Adalet Bakanı Yılmaz Tunç'un "umut hakkı"nın mevzuatta olmadığına ilişkin açıklamaları hakkında da konuşan Yürekli, Türkiye Cumhuriyeti'nin Avrupa İnsan Hakları Sözleşmesi'ne tabi olduğunu ve Avrupa İnsan Hakları Mahkemesi'nin yargılama yetkisinin kabul edildiğini ifade etti. Yürekli, "Yani mevzuata konulması konusunda bir mecburiyeti söz konusudur. 'Umut hakkı'nın mevzuatta yer almaması mevzuata aykırılık oluşturuyor. Şu an yapılması gereken mevzuatta değişikliğe gidilerek, ilgili yasal hükümlerin değiştirilmesidir. 'Umut hakkı'na alan açılması yasal zorunluluktur" değerlendirmesinde bulundu.
Sosyalistlere 'eleştiri': 'Bahçeli'nin sergilediği yaklaşımı sergilemediler'
Yürekli "Muhalefetin bu süreçte tutumunu nasıl değerlendiriyorsunuz?" sorusunu "Devlet Bahçeli çok ciddi bir şey yaptı. 'Öcalan gelsin Meclis’te çağrısını yapsın, 'umut hakkı'ndan yararlansın' dedi. Bu yaklaşım, Kürt sorununun çözümsüzlüğünü iktidar ve muhalefet arasında bir baskı aracı olmaktan çıkaran bir yaklaşımdır. AKP, 2002'den beridir, 'Ben Kürt sorununu çözmek istiyorum ancak buna engel olan güçler söz konusu' diyordu. Bu güçler olarak tarif edilen de Devlet Bahçeli liderliğindeki MHP'dir. Siyasi yelpazenin en sağında olan siyasettir. 2013-2015 sürecinde öyleydi. Bahçeli bu kozu gerek muhalefetin gerek iktidarın elinden aldı" diyerek yanıtlamaya başladı.

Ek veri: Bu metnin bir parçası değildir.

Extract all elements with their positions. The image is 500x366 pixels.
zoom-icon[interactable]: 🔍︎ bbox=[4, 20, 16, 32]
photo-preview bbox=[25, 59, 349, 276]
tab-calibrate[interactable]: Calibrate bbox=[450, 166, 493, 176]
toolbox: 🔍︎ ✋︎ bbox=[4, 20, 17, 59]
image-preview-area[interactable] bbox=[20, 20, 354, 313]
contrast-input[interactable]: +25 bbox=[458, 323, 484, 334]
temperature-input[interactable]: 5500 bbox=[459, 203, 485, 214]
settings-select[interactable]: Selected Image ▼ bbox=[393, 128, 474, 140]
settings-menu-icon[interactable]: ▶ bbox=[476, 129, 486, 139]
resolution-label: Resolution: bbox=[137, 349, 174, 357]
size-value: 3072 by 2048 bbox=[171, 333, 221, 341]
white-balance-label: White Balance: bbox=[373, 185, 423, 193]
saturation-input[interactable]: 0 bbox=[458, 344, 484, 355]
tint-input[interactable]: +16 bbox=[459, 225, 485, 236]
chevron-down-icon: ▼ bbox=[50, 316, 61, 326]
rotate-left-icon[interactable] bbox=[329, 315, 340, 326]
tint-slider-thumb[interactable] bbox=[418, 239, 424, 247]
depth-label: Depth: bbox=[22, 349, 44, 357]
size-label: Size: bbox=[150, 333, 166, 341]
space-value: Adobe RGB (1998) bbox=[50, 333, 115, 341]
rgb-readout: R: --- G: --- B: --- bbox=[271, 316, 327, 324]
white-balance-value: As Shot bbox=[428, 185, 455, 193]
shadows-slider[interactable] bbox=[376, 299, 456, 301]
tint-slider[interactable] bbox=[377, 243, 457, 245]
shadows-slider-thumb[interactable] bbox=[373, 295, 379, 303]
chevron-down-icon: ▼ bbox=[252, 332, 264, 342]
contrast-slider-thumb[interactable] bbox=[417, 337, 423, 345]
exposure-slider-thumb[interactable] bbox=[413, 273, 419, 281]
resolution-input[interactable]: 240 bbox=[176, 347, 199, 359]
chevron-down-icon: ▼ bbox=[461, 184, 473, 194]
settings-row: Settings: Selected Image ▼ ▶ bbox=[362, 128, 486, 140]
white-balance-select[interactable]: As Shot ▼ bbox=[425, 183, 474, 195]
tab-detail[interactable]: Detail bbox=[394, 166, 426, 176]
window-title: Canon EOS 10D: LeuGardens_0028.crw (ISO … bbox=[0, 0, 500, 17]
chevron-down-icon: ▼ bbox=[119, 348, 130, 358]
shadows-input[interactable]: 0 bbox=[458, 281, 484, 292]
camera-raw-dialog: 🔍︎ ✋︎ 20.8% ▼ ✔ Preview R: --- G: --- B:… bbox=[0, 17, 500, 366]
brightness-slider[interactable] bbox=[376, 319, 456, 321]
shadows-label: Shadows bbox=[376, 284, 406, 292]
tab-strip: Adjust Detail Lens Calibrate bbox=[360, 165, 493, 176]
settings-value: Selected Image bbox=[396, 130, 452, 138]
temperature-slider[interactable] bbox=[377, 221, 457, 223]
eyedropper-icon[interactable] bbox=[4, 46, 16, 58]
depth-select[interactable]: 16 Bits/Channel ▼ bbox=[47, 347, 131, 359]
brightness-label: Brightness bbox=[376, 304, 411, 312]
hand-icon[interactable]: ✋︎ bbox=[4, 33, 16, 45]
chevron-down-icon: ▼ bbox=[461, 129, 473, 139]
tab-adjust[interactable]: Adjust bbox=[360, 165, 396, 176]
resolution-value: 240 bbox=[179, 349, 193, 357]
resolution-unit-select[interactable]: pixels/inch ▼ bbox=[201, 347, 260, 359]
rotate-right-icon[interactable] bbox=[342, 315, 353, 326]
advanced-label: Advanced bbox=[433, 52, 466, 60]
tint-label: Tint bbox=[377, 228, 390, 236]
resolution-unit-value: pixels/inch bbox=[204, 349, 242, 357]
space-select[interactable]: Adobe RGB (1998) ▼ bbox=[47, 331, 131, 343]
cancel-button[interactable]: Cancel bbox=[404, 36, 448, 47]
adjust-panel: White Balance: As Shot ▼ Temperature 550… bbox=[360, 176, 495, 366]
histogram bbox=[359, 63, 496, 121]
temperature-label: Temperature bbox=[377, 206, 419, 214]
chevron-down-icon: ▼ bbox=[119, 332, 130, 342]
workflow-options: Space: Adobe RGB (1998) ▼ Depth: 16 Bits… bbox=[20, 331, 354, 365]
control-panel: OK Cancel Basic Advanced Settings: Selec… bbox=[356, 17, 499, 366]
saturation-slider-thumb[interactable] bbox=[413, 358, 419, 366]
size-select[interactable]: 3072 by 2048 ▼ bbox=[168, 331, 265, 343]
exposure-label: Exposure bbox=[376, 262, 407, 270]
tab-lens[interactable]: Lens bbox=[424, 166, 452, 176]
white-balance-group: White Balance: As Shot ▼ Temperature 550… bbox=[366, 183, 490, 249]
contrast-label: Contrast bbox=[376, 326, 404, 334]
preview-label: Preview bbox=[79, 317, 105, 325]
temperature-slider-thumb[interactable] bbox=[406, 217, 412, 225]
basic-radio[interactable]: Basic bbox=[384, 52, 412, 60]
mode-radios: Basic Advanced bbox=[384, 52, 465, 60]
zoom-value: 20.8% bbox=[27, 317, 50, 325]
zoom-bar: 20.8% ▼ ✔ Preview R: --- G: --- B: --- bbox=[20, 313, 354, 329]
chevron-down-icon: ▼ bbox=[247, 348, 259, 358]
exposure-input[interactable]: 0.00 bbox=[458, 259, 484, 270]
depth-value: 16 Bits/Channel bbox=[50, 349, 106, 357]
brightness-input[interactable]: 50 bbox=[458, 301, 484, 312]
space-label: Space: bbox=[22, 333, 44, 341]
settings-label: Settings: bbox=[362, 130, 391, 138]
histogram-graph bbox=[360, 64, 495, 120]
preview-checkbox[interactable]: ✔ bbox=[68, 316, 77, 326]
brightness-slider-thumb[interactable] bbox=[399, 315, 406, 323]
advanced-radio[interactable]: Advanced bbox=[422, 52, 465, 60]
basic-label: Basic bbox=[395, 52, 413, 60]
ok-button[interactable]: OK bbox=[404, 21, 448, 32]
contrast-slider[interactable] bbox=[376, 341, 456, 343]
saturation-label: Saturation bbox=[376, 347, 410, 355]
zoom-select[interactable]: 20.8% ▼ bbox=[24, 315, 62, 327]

Bahçeli'nin Kürt sorununa dair samimi bir davette bulunduğunu söyleyen Yürekli, "İddia başka olabilir, niyet başka olabilir, bunları tartışmıyorum ama böylesi de bir zemin sundu. ‘Eğer ciddiyseniz buyurun benim rızam var, Kürt sorununu çözün’ dedi. Muhalefete de ‘karnından konuşmasın, buyursun’ dedi" ifadelerini kullandı.
Yürekli, sol ve sosyalist oluşumların "Bahçeli'nin sergilediği yaklaşımı sergileyemediğini ve bunun da Kürt sorununu anlamamalarından kaynaklandığını" iddia etti:
"Heyet görüşmeleri oldu. Siyasal partileri ziyaret ettiler. Kendini sol ve sosyalist olarak tanımlayan, samimiyetinden şüphe etmediğimiz partiler ve siyasal oluşumlar bile Devlet Bahçeli'nin sergilediği yaklaşımı sergilemedi. Hiçbirinden 'Buyurun, Sayın Öcalan'ın özgürlüğünü talep ediyoruz' şeklinde bir yaklaşım gerçekleşmedi. Bu da maalesef Kürt sorununu anlamamaktan kaynaklanıyor. Bunun ciddiyetini kavramamakla ilgilidir. "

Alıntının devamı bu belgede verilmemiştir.